Lannie Hart

Lannie Hart was born in Jacksonville, Florida and raised in Lawrenceville, Virginia. She holds her BFA from The Virginia Commonwealth University. In 1987 she opened “Lannie Hart Design”, a packaging design studio in New York City. She taught Polymer sculpture at Brookfield Center for Crafts in Brookfield, Connecticut.

Lannie has varied interests spanning crafts to fine art. She has managed to combine all these media into one voice. She has shown her work at The Wayne Art Center, Wayne PA, Freedman Gallery, PA, Pelham Center for the Arts, The Katonah Museum, Katonah NY, The Virginia Museum of Fine Art, Richmond VA, Museum of American Crafts, NYC, Silver-mine Gallery, New Canaan, CT, Hampton Roads Gallery, Southampton, NY, among others. Some of the juried craft shows she has participated in are Westchester County Crafts, NY, Fine Crafts at the Armory, NYC, Paradise City Crafts, MA and others. She has been published in Artspeak, Village Voice, Art News and others. Lannie Hart is a member of the SOHO20 Gallery since 2009.
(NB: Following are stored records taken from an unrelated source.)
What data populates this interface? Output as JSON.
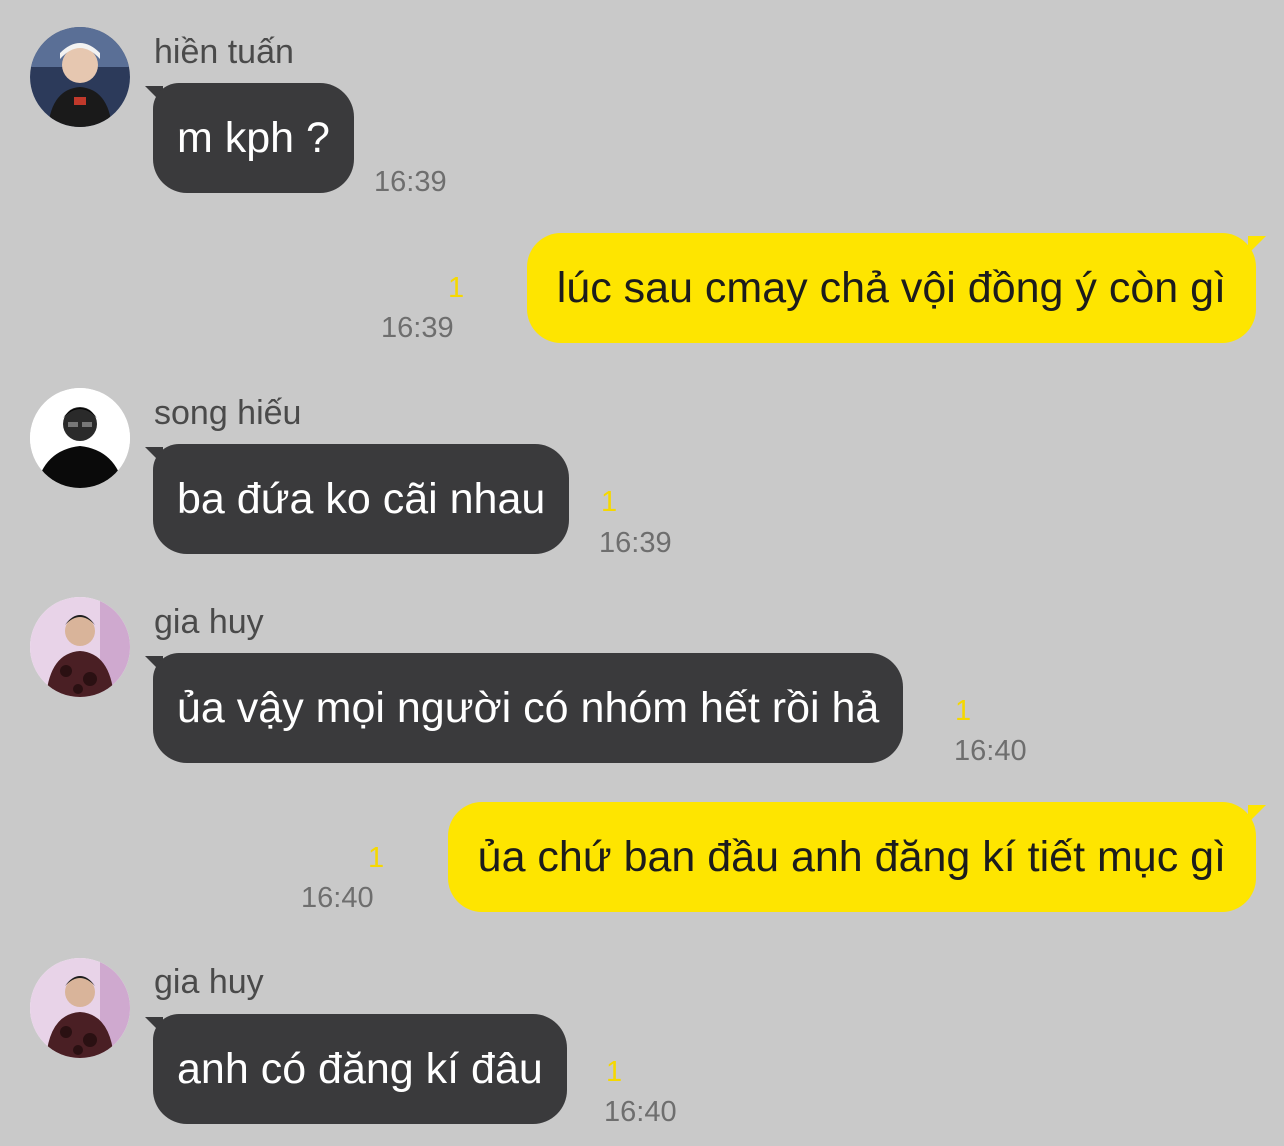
{
  "colors": {
    "background": "#c9c9c9",
    "incoming_bubble": "#3a3a3c",
    "outgoing_bubble": "#fee500",
    "unread_count": "#f5d800",
    "timestamp": "#6e6e6e"
  },
  "messages": [
    {
      "sender": "hiền tuấn",
      "avatar_icon": "profile-photo-icon",
      "text": "m kph ?",
      "time": "16:39",
      "unread": ""
    },
    {
      "sender": "",
      "text": "lúc sau cmay chả vội đồng ý còn gì",
      "time": "16:39",
      "unread": "1"
    },
    {
      "sender": "song hiếu",
      "avatar_icon": "profile-photo-icon",
      "text": "ba đứa ko cãi nhau",
      "time": "16:39",
      "unread": "1"
    },
    {
      "sender": "gia huy",
      "avatar_icon": "profile-photo-icon",
      "text": "ủa vậy mọi người có nhóm hết rồi hả",
      "time": "16:40",
      "unread": "1"
    },
    {
      "sender": "",
      "text": "ủa chứ ban đầu anh đăng kí tiết mục gì",
      "time": "16:40",
      "unread": "1"
    },
    {
      "sender": "gia huy",
      "avatar_icon": "profile-photo-icon",
      "text": "anh có đăng kí đâu",
      "time": "16:40",
      "unread": "1"
    }
  ]
}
Speaking about her latest body of work Lannie Hart had this to say;

A voyeur is a person who likes to watch, but does not participate. For the male voyeur, it is not merely about what he is interested in, namely the woman as sex object; it is also about what he is not interested in, namely the person inside the woman’s body. Her original thoughts, abilities, and emotions are irrelevant. The voyeur does not want to experience the woman; he only wants to watch her.

One could say that the notion of men objectifying women is not new anymore; it has been a central topic at least since the dawn of the feminist movement in the late 1960’s, or perhaps earlier. But even if not new, the notion has not lost its relevance. Some say that things are very different now; more and more women are doctors, lawyers and athletes. Hart does not find this particularly convincing. Women in today’s movies might be action heroes; but they still tend to be shapely and wear skimpy outfits with stiletto heels. They may run for president; but the media still focuses on their hair, clothes, and physical stamina. As the French say, the more things change, the more they stay the same.
In her show “Voyeur”, Lannie Hart explores the present state of objectification of women. Her small brass boxes with lit windows, called “View Boxes”, pull the viewer into an erotic scene, turning the viewer into a voyeur.

Hart’s “Sightings” is a wall installation containing three shelves with headless women standing in a paradisaical garden surrounded by glass eyes. For those glass eyes, once again a woman’s head is irrelevant.

All the other pieces in the show similarly explore how far we have come, and how far we have not come.